Honda 700/800 Shadow

Wed, May 19th, 2010

1986–88 Honda VT700C/VT800C Shadow
The Shadow was the first narrow-angle vee to use offset crankpins, which made it admirably smooth. It had the requisite low-speed, V-twin oomph, but thanks to overhead cams, three-valve combusion chambers and 'just-enough' crank mass, it revved surprisingly quickly. An interesting one-way clutch made downshifts smoother. LIke most bikes of the era, carbs were too lean from the factory.
When the engineers redesigned the second-generation shadow, they gave it much improved rear shocks. The steering was light, but cruiser-slow. Ground clearance in corners was considered poor at the time...it would be fairly good compared to today's mostly floorboard-equipped cruisers.
The 1st-gen Shadow was overstyled and awkward. While it's still not perfect, Honda got a lot right on the redesign.
New, the Shadow was bulletproof and nearly maintenance-free, thanks to hydraulic valve lash adjusters and shaft drive.

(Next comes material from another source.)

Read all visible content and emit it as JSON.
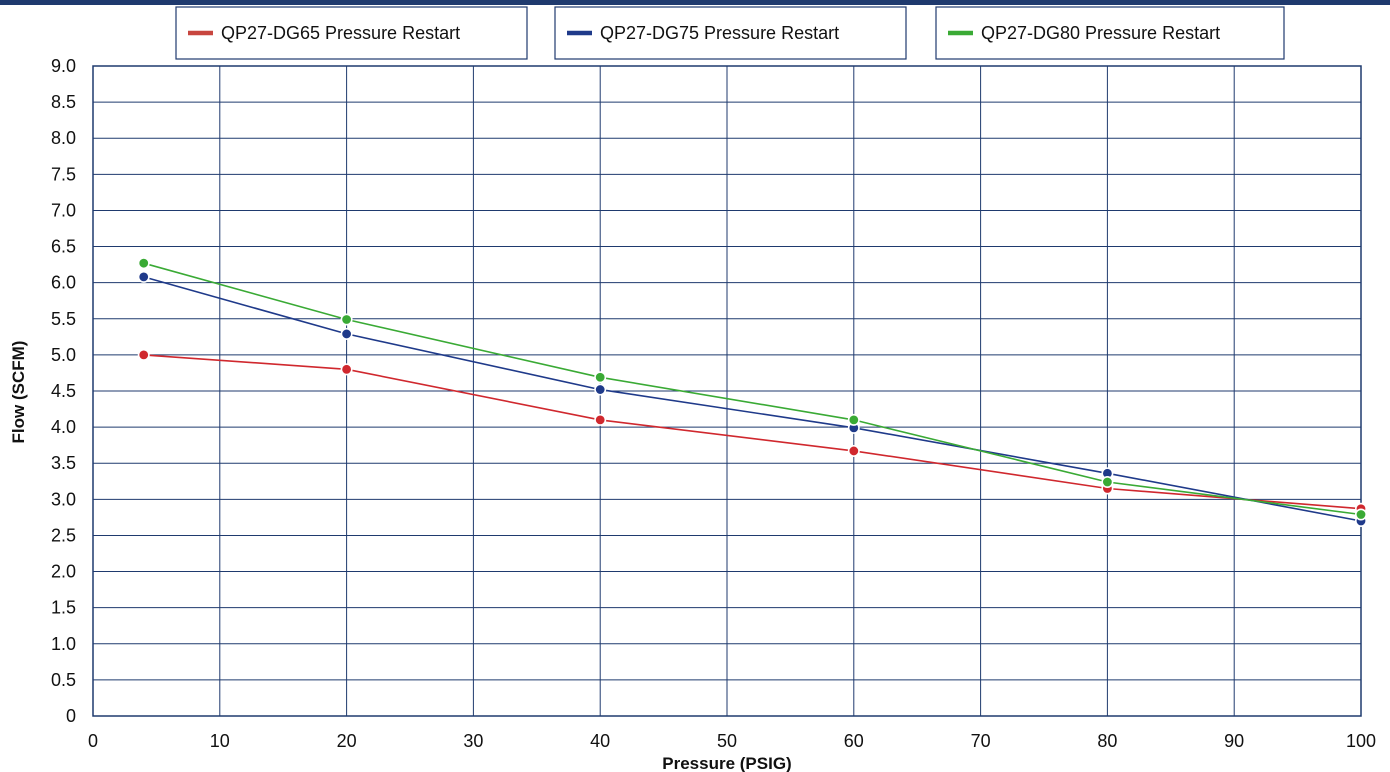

Only time and miles have reduced its score.
The hands-high, feet-out riding position is pitiful at highway speeds without a windscreen, but the seat was actually pretty comfy, and in-town handling was not difficult at all.
The '86 Shadow 700 was the first cruiser I ever sat on in the showroom and thought, 'Wow, I can see myself buying this.' That lightbulb moment has kept the 2nd gen Shadow on my list of favored models ever since.
It was the first indication that Japan, Inc., was someday going to really nail this cruiser thing.